Needless to say, I’m one of them. I’ve briefly been on the other side of the rejection situation, when I got to intern on the editing team for my school’s literary magazine. Even in that short time I realized there are too many stories, and too little time. Something good could sink to the bottom, because there is so much dreck out there that you might catch a first reader at a bad time. I’m sorry guy who had a touching story about the death of an elderly woman, I just got done reading a story about a woman watching her dog lick its balls, I’m sort of in a bad way right now.

Now I’m getting my rejections. Well, I’ve been rejected before, but usually it comes in the form of an email. It isn’t a huge deal when I get an email saying that my story isn’t going to be taken. It will sink to the bottom of the archives, and I will never see it again. This rejection though took on a whole new monstrous form.
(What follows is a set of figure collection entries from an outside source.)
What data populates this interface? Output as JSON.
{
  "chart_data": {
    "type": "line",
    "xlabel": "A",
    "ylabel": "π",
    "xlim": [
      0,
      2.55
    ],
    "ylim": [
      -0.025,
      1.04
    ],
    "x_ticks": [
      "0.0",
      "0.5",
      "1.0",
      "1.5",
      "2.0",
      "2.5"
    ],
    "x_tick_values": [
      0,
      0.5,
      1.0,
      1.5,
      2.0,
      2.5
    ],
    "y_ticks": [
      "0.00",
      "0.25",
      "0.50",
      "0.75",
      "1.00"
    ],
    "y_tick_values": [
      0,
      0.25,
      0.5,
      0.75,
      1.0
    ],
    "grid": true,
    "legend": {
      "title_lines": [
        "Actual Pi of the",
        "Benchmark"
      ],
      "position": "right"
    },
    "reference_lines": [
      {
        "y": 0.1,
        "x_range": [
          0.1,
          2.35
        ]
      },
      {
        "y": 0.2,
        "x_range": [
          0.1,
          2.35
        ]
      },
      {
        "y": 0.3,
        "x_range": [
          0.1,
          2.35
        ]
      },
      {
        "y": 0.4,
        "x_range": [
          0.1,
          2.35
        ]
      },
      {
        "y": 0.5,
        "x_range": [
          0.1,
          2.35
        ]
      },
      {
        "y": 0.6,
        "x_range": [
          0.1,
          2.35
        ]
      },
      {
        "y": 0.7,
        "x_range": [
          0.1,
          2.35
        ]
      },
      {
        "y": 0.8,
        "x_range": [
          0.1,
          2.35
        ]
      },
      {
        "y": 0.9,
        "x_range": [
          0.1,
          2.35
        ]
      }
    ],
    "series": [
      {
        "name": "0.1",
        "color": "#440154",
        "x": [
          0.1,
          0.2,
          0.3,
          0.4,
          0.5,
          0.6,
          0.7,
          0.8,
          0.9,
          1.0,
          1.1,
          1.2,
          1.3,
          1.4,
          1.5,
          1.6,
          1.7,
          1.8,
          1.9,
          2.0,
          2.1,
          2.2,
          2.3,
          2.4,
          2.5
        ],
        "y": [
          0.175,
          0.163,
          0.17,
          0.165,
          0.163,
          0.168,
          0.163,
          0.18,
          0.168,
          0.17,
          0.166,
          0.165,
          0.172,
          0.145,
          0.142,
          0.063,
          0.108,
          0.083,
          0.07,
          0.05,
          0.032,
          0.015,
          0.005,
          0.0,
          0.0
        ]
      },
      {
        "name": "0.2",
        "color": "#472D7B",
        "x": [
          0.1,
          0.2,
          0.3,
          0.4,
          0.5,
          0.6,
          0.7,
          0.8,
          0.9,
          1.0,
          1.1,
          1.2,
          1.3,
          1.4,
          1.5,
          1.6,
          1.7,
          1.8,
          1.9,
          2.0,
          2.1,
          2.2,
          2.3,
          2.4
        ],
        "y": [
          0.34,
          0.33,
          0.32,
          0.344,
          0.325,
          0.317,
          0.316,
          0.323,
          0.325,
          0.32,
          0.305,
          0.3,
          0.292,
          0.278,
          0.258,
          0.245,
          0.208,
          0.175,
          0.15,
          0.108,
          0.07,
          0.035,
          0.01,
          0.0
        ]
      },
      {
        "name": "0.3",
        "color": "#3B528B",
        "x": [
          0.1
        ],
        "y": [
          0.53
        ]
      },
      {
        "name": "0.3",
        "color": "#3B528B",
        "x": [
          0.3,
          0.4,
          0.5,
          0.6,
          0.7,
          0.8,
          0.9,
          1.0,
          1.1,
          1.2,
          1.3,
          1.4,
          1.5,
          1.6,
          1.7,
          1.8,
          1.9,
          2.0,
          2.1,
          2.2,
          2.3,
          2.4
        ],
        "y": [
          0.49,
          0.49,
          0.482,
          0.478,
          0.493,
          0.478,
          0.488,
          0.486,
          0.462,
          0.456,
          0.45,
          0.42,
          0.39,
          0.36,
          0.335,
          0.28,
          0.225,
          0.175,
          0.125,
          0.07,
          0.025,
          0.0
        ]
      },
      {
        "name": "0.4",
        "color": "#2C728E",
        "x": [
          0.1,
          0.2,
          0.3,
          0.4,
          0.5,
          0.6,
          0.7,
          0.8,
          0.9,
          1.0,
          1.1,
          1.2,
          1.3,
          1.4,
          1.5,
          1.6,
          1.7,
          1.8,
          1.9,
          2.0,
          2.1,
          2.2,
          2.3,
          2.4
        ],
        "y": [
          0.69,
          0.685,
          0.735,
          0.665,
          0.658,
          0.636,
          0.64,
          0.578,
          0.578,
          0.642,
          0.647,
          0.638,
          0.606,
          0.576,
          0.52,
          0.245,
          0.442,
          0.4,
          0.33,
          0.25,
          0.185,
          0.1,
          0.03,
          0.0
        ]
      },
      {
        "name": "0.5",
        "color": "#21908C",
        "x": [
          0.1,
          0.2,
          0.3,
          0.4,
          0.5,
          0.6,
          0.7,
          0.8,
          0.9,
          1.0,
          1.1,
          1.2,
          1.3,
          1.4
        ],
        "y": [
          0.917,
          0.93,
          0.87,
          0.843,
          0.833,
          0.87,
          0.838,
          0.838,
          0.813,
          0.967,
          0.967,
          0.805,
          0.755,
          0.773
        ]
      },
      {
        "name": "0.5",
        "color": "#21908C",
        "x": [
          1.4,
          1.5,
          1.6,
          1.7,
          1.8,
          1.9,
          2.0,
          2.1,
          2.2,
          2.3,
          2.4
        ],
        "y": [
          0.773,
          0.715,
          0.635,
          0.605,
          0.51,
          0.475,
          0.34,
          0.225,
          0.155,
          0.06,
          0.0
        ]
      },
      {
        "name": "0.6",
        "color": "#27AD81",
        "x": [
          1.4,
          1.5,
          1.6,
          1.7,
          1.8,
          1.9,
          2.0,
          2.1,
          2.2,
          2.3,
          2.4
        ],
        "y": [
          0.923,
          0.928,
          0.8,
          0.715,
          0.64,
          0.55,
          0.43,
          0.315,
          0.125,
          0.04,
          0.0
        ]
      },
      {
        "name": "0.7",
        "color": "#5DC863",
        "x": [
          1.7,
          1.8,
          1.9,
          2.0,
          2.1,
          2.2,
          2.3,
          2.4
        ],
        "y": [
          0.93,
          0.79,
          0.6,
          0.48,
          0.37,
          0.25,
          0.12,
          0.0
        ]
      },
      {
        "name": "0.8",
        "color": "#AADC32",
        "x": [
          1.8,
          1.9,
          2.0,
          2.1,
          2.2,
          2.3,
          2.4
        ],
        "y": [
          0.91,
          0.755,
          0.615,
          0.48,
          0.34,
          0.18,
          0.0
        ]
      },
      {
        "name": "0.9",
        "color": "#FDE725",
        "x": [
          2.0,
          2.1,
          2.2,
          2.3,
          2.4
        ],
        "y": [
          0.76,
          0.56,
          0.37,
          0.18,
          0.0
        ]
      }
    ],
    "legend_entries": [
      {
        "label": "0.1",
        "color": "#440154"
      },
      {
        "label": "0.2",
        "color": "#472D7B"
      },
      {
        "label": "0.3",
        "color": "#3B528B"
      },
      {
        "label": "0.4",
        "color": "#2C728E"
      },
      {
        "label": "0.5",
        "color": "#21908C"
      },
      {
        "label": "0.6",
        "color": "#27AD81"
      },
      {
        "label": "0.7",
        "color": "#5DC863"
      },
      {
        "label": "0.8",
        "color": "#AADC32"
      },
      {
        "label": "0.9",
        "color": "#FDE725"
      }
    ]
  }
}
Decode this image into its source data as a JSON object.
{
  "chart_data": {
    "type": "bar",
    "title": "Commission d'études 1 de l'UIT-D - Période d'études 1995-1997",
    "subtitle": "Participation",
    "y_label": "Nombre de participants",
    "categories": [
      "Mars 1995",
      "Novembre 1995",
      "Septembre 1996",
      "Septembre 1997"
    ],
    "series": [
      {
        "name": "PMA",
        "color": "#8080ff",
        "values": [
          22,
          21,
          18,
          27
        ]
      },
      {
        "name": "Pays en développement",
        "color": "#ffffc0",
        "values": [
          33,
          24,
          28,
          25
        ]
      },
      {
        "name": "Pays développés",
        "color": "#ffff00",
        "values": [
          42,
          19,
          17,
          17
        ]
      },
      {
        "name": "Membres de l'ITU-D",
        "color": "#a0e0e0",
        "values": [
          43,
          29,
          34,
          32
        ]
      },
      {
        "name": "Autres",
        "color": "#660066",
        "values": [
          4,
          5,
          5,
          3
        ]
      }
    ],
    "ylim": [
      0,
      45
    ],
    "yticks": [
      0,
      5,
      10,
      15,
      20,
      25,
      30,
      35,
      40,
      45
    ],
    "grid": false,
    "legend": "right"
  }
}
It was a contest, for an award at the Bellingham Review, and entering the contest guaranteed me a copy of the magazine. So not only did I not get in, now I get to read what made it in instead of me.

I wouldn’t wish this upon my worst enemy. It is hard to imagine a psychological torture more foul than seeing other works you know were deemed superior to yours. I immediately started asking why. was it this intro paragraph? Is it because of this colorful diction? Is it the flow of the plot, or the random additions here and there? WHY!? WHY!? WHY!? 

My ego could have used a victory, and instead I have grim motivation. I have to look at other stories that I was sure I could beat out, and know that I’m still not good enough. Now if you excuse me, I’m going to go cry into a cup of hot coffee while I turn the page.